FARMERS have their fingers crossed that rain producing La Nina conditions are set to develop in 2021.
The Bureau of Meteorology says although the El Nino-Southern Oscillation (ENSO) is currently neutral, strengthening model outlooks and recent cooling in the tropical Pacific Ocean has raised the chance of La Nina forming next year.
La Nina events increase the chances of above-average rainfall for northern and eastern Australia during spring and summer.
Encouragingly, BOM says there is now around a 50 per cent chance of the farmer friendly conditions forming - about double the normal likelihood.
"Most oceanic and atmospheric indicators of ENSO remain within the ENSO-neutral range," BOM says.
"However, sea surface temperatures in the central tropical Pacific Ocean have cooled over the past two months, supported by cooler than average waters beneath the surface.
"Climate models continue this cooling trend over the coming months, with three of the seven models surveyed by the bureau meeting La Nina criteria, while two additional models briefly touch La Nina thresholds."
According to BOM the negative Indian Ocean Dipole (IOD) has also weakened, with IOD values at marginal negative levels. However, the pattern of sea surface temperatures in the Indian Ocean remains likely to influence Australian rainfall over the coming months.
Models suggest this weak negative IOD pattern could persist at borderline levels through October before easing further.
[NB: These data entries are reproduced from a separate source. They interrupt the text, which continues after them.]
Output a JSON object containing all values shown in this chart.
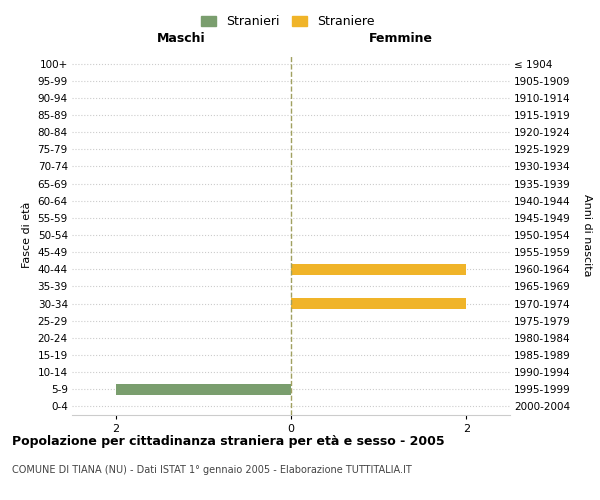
{
  "age_groups": [
    "100+",
    "95-99",
    "90-94",
    "85-89",
    "80-84",
    "75-79",
    "70-74",
    "65-69",
    "60-64",
    "55-59",
    "50-54",
    "45-49",
    "40-44",
    "35-39",
    "30-34",
    "25-29",
    "20-24",
    "15-19",
    "10-14",
    "5-9",
    "0-4"
  ],
  "birth_years": [
    "≤ 1904",
    "1905-1909",
    "1910-1914",
    "1915-1919",
    "1920-1924",
    "1925-1929",
    "1930-1934",
    "1935-1939",
    "1940-1944",
    "1945-1949",
    "1950-1954",
    "1955-1959",
    "1960-1964",
    "1965-1969",
    "1970-1974",
    "1975-1979",
    "1980-1984",
    "1985-1989",
    "1990-1994",
    "1995-1999",
    "2000-2004"
  ],
  "males_values": [
    0,
    0,
    0,
    0,
    0,
    0,
    0,
    0,
    0,
    0,
    0,
    0,
    0,
    0,
    0,
    0,
    0,
    0,
    0,
    2,
    0
  ],
  "females_values": [
    0,
    0,
    0,
    0,
    0,
    0,
    0,
    0,
    0,
    0,
    0,
    0,
    2,
    0,
    2,
    0,
    0,
    0,
    0,
    0,
    0
  ],
  "male_color": "#7a9e6e",
  "female_color": "#f0b429",
  "male_label": "Stranieri",
  "female_label": "Straniere",
  "xlim": 2.5,
  "xticks": [
    -2,
    0,
    2
  ],
  "xticklabels": [
    "2",
    "0",
    "2"
  ],
  "title": "Popolazione per cittadinanza straniera per età e sesso - 2005",
  "subtitle": "COMUNE DI TIANA (NU) - Dati ISTAT 1° gennaio 2005 - Elaborazione TUTTITALIA.IT",
  "ylabel_left": "Fasce di età",
  "ylabel_right": "Anni di nascita",
  "header_left": "Maschi",
  "header_right": "Femmine",
  "background_color": "#ffffff",
  "grid_color": "#cccccc",
  "center_line_color": "#a0a060"
}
A negative IOD increases the chances of above-average spring rainfall for much of southern and eastern Australia.
BOM says the Madden-Julian Oscillation (MJO) has also recently stalled over the eastern Indian Ocean. The MJO's influence on the wind patterns across the Maritime Continent region, north of Australia, may have contributed to weakening of the IOD.
"Most models indicate the MJO is likely to move across Australian longitudes in the coming fortnight, but there is divergence in the forecast strength of the MJO," BOM says.
"If the MJO remains moderately strong over Australia longitudes, it would likely lead to increased rainfall over the tropics to Australia's north, and strengthen the trade flow across the central Pacific region."
The Southern Annular Mode (SAM) index has been positive over the past three weeks, and is forecast to remain positive for several weeks to come.
"This is supported by a strengthened polar vortex over Antarctica," BOM says.
"A positive SAM during spring typically brings wetter weather to eastern parts of Australia, but may be drier for western Tasmania."
Climate change continues as a influence.
BOM says Australia's climate has warmed by 1.44 degrees Celcius plus or minus 0.24 deg C during 1910-2019, while southern Australia has seen a reduction of 10-20pc in cool season (April-October) rainfall in recent decades.
In Northern Australia, wet season rainfall (October-April) has increased since the late 1990s with more high intensity, short duration events, the bureau says.